The good people of the Hormel Foods Corporation - at least officially - see it a bit differently.
"Our name is a funny word, and we enjoy that, but the brand does not poke fun at itself, nor do we think people buy our product for the irony," says Dan Goldman, SPAM's product manager. The quirky messaging "is designed to be a fun and simple way to break through the clutter and focus on the convenience and taste of the product," he says.
Whether ironic or wholesome, the unabashedly campy marketing revolves around the graphic blue and yellow SPAM can. Like Andy Warhol did for the Campbell's soup can in 1962, Hormel is trying to elevate its package to pop art. "Our can is our icon; it's recognized around the world," Goldman says. "We are boldly tapping the visual heritage of this legacy brand," says Brian Kroening, executive creative director at Hormel's agency, BBDO, Minneapolis.
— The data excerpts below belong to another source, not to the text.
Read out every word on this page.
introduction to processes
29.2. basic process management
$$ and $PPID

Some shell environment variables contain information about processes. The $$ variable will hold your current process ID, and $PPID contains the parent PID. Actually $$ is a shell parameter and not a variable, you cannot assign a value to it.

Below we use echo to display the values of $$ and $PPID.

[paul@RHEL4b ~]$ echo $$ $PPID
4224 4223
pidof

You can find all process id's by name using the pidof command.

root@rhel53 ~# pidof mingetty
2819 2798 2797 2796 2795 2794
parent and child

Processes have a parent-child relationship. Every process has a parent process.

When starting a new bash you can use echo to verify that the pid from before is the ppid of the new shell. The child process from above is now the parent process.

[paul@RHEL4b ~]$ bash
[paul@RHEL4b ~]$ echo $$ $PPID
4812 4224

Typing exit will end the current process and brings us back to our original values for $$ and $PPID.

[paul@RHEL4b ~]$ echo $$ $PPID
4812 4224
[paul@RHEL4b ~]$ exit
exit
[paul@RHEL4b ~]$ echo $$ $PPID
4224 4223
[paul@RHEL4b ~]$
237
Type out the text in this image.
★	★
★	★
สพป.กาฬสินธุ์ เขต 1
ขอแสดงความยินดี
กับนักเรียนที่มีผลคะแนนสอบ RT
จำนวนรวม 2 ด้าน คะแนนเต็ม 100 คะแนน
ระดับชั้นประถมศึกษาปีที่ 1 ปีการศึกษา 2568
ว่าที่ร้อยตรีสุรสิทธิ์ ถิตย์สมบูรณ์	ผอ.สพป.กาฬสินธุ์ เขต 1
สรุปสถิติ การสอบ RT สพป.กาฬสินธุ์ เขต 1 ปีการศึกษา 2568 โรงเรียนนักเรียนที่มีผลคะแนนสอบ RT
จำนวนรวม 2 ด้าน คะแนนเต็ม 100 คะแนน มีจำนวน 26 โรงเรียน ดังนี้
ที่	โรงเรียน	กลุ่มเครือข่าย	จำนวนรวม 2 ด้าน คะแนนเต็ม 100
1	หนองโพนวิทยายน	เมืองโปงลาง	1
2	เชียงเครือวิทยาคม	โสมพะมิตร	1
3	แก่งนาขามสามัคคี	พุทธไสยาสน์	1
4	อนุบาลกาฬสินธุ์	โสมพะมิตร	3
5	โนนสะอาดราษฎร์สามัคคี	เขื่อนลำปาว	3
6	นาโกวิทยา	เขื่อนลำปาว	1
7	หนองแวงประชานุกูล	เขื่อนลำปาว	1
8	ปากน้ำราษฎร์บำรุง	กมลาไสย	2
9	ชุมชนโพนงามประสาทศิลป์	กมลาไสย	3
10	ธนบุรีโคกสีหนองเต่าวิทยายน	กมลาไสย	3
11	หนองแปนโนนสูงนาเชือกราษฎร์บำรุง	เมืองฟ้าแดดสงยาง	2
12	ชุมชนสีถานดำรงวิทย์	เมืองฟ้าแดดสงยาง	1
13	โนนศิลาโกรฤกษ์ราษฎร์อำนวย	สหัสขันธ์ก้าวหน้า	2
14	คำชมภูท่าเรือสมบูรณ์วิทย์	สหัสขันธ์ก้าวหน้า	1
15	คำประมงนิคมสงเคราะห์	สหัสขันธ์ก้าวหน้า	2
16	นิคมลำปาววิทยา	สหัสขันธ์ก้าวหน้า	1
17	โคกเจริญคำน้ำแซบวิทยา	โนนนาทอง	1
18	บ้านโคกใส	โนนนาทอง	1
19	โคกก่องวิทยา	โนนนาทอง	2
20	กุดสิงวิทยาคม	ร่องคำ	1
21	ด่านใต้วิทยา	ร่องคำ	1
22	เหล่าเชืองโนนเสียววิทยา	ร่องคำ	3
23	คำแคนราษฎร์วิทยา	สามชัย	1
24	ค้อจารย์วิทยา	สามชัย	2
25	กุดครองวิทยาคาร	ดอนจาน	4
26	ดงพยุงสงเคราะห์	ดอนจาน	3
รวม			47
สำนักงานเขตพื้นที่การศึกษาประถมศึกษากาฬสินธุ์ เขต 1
Three TV ads, which broke this winter, show animated characters coming to life to chase SPAM products. Print ads in mainstream magazines and in outdoor and auto-racing publications focus on the can with "SPAM" modified to say "ASAP" or "MMMM."
Research showed that people saw SPAM as a guilty pleasure and loved it despite themselves, so phrases such as "crazy tasty" and "strangely irresistible" were scattered through the ads and Web site, Kroening says. The ads are slated to run through October.
To attract young consumers, the company upgraded its fan club on the site and added user-created artwork and poems that fans can share. "The site is our portal for all of SPAM's history, trivia, events and product information, and a way to build a sense of community among our customers," Goldman says.
In February, traffic to the fan club increased 200 percent and visitors to the site viewed 23 percent more pages on the site compared to the month before, Goldman says. Visitors were spending more time there - an average of seven minutes - but the number of total visits had not grown prior to the campaign, Goldman says. SPAM sales have been on an upswing since late 2007 and continue upward with the marketing effort, and sales of single servings of SPAM - introduced in July 2007 - have surged with the new ads, he says.
Could SPAM's fan base possibly turn it from a commodity into a cult brand? Heck, it worked for Pabst Blue Ribbon.
"Savvy marketers build online communities not solely on products, but by thinking about lifestyle," says Forrester analyst Jeremiah Owyang. "There are thriving communities around products, but when you look deeper, the discussions are about how the members live and work and what motivates them."
"Spam can only put the pieces in place and encourage people to spread around their feelings about the product," Megalli says. "They have to allow the energy behind the brand to take its course without controlling it."And users' loathing for spam, the e-mail, may actually give a boost to SPAM, the brand. Says Goldman, "We're not really sure if the slang use of our name helps or hurts. But if spam e-mail folders give us another fun place to tell people about our product, then all the better."